Рапунцель придвинулась к нему вплотную и накрыла половинкой своего одеяла. Он к ней прижался.

— Я уже тебе рассказывал, что до того, как начал путешествовать, жил с мамой и Тесс в Нехватаево. — Его голос звучал необычно. Непонятно. Джек некоторое время смотрел на огонь, прежде чем продолжить: — Пятьдесят восемь дней назад я сидел возле нашего дома. Это не очень хороший дом, не такой, как у твоей бабушки. Я доил корову, когда с неба, прямо в ведро с молоком, упали штучки, похожие на блестящие белые фасолины. Я их вытащил. Они сверкали, как алмазы или вроде того. Но прямо у меня в руках они изменились. Потемнели. Стали похожими на семена.

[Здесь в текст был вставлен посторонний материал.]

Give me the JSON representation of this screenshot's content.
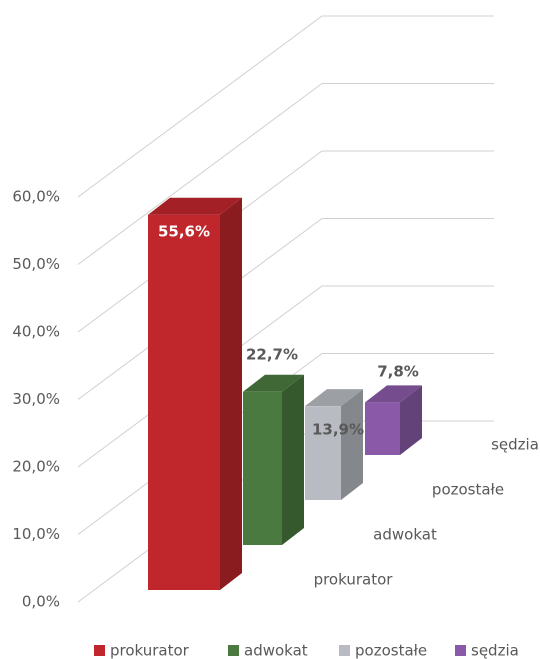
{
  "chart_data": {
    "type": "bar3d",
    "categories": [
      "prokurator",
      "adwokat",
      "pozostałe",
      "sędzia"
    ],
    "values": [
      55.6,
      22.7,
      13.9,
      7.8
    ],
    "value_labels": [
      "55,6%",
      "22,7%",
      "13,9%",
      "7,8%"
    ],
    "colors": [
      "#c0272d",
      "#4a7a3f",
      "#b8bcc2",
      "#8a5aa8"
    ],
    "ylim": [
      0,
      60
    ],
    "yticks": [
      {
        "value": 0,
        "label": "0,0%"
      },
      {
        "value": 10,
        "label": "10,0%"
      },
      {
        "value": 20,
        "label": "20,0%"
      },
      {
        "value": 30,
        "label": "30,0%"
      },
      {
        "value": 40,
        "label": "40,0%"
      },
      {
        "value": 50,
        "label": "50,0%"
      },
      {
        "value": 60,
        "label": "60,0%"
      }
    ],
    "grid": true,
    "legend": "bottom"
  }
}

Рапунцель знала про семена. Ведьма выращивала из них свои розы.

— И ты их посадил?

— Я бросил их в землю, а дальше они сами о себе позаботились. Той же ночью, пока я спал, в нашем дворе вырос бобовый стебель.

— Стеблелаз! — вырвалось у Рапунцель.

— Точно. Видишь ли, бобовые стебли, как правило, вырастают примерно вот такими вышиной, — показал рукой Джек. — Но бобовый стебель на нашем дворе вымахал до самого неба и воткнулся в облака. А листья на нем были размером почти с меня. Я попробовал взбираться по ним, и они легко меня выдержали, прямо как ступеньки. Так что я продолжил путь наверх и с пару часов просто рвал стручки и бросал вниз. Они были огромными, я думал, что наконец-то мы наедимся досыта. И не понимал, как высоко забрался, пока не увидел со всех сторон белые клубы, похожие на туман. Пока не увидел землю сквозь облака.

— Правда? — Рапунцель была очарована. — Ты ходил по облакам?

— Нет, я остался на бобовом стебле. И не мог сообразить, что мне делать, и умно ли будет что-нибудь делать… Поначалу испугался, что забрался в Гегууль, но успокоил себя, что просто так туда не попадешь. А потом вообразил, будто попал в какое-то другое волшебное место, где никто до меня не бывал и если хорошенько поискать, то можно найти что-нибудь хорошее.

— Например?

— Что-то, что я мог бы продать за деньги. Мой отец уже год как умер, и хозяйство пришло в упадок. Я же говорил, мы голодали. Для Тесс обычно еда находилась, но мы с мамой по очереди недоедали.

— Твой отец умер? — уставилась на него Рапунцель. — Ты об этом никогда не рассказывал.

— В путешествии, — пожал плечами Джек. — Он нашел карту, вроде как указывающую на сокровищницу глубоко в пещерах Фиолетовых гор. Собрал людей и припасы со всего Нехватаево и возглавил поход за кладом.

— И что он нашел?

— Ничего. — Голос Джека звучал безучастно. — Там была глубокая пещера… она обвалилась. Отца раздавило, и отряд вернулся без него.

Рапунцель не знала, что на это сказать.

— Так вот, — словно очнулся Джек, — я взобрался на самую вершину бобового стебля. Там, в облаках, было довольно пусто, но я увидел неподалеку большущую белую пещеру, окутанную белым туманом. И когда я говорю «большущая», то имею в виду огромную. Громадную. — Он развел руки в стороны. — В такой поместился бы с десяток домов. Это и был Гегууль. Только великан может жить в такой пещере.

— А великан… это очень большой зверь?